For the Fallen
The origin of the words '....we will remember them', a poem by Laurence BINYON, 1914
To the memory of those from all nations who served their Sovereign and Country
With proud thanksgiving, a mother for her children,
England mourns her dead across the sea.
Flesh of her flesh they were, spirit of her spirit,
Fallen in the cause of the free.
Solemn the drums thrill; Death august and royal
Sings sorrow up unto immortal spheres.
There is music in the midst of desolation
And glory that shines upon our tears.
They went with songs to battle, they were young,
Straight of limb, true of eye, steady and aglow.
They were staunch to the end against odds uncounted;
They fell with their faces to the foe.
They shall grow not old, as we that are left grow old:
Age shall not weary them, nor the years condemn.
At the going down of the sun and in the morning
We will remember them.
They mingle not with their laughing comrades again;
They sit no more at familiar tables of home;
They have no lot in our labour of the day-time;
They sleep beyond England's foam.
But where our desires are and our hopes profound,
Felt as a well-spring that is hidden from sight,
To the innermost heart of their own land they are known,
As the stars are known to the Night;
As the stars that shall be bright when we are dust,
Moving in marches upon the heavenly plain;
As the stars that are starry in the time of our darkness,
To the end, to the end, they remain.
And so farewell - if when May comes
A poem from Nicholas Herbert TODD, son of the then Rector of Occold, whilst in training for the trenches of WW1, to his young daughter.
Written at Hazely Down Camp, Winchester, Easter Eve - 1916.

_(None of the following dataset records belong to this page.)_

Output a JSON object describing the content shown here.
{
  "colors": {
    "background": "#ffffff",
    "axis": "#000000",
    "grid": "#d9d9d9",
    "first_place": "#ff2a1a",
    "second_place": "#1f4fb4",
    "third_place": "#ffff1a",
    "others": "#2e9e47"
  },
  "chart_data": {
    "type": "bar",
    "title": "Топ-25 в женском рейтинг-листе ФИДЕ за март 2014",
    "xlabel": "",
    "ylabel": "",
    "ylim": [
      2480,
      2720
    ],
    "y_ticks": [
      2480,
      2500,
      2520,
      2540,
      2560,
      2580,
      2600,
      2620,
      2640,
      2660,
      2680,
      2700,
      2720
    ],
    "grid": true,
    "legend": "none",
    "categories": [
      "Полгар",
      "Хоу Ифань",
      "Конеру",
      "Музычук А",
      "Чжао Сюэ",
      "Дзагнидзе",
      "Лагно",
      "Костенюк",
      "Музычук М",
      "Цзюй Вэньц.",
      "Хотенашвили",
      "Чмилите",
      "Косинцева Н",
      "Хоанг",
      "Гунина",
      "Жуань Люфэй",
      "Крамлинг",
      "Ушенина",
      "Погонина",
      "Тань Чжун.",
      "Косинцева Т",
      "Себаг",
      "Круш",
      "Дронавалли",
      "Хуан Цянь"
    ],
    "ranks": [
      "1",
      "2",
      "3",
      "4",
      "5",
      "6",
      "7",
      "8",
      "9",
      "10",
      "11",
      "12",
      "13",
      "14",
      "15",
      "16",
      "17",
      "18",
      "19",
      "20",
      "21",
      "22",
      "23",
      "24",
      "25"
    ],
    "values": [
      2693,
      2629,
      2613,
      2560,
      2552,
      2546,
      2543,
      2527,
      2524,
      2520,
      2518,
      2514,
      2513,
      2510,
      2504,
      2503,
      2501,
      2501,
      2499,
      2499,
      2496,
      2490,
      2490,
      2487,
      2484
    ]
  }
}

Ed note: We can find no evidence that he married or had a daughter Meg.
Now I'm a simple Tommy
I thought you'd like a letter from me,
Living a silent celibate
With 20 others in a hut.
My bed of wooden boards and trestles
And blankets thick with which one wrestles,
While the cold night wind through the door
Keeps time to rats that scour the floor.
A Sergeant stern with language rude
Who tell me that my drilling's crude,
And boots two inches thick, which they
make me to clean three times a day.
But even hear where bugles ring
The Southern lark goes up to sing;
And nobly stretch the long white downs
O'er looking Hampshire's famous towns,
Where years ago through woods of fir
King Alfred rode to Winchester;
And hear is haunted, wholly ground
Where Arthur held his Table Round,
And Ethelbert and Athelstane
Drove back the foray of the Dane.
And so farewell - if when May comes,
And snow-white gleam the garden plums,
You run across the yard to school
Hair-braided, with your reticule,
Then think of me, my little maid,
Forming for nine o' clock parade,
And making an egregious hash
Of drill and growing a moustache !
Rupert Brooke (1887 - 1915)
If I should die, think only this of me:
That there's some corner of a foreign field
That is for ever England. There shall be
In that rich earth a richer dust concealed;
A dust whom England bore, shaped, made aware,
Gave, once, her flowers to love, her ways to roam,
A body of England's, breathing English air,
Washed by the rivers, blest by suns of home.
And think, this heart, all evil shed away,
A pulse in the eternal mind, no less
Gives somewhere back the thoughts by England given;
Her sights and sounds; dreams happy as her day;
And laughter, learnt of friends; and gentleness,
In hearts at peace, under an English heaven.
The Anxious Dead
O guns, fall silent till the dead men hear
Above their heads the legions pressing on:
(These fought their fight in time of bitter fear,
And died not knowing how the day had gone.)
O flashing muzzles, pause, and let them see
The coming dawn that streaks the sky afar;
Then let your mighty chorus witness be
To them, and Caesar, that we still make war.
Tell them, O guns, that we have heard their call,
That we have sworn, and will not turn aside,
That we will onward till we win or fall,
That we will keep the faith for which they died.
Bid them be patient, and some day, anon,
They shall feel earth enwrapt in silence deep;
Shall greet, in wonderment, the quiet dawn,
And in content may turn them to their sleep.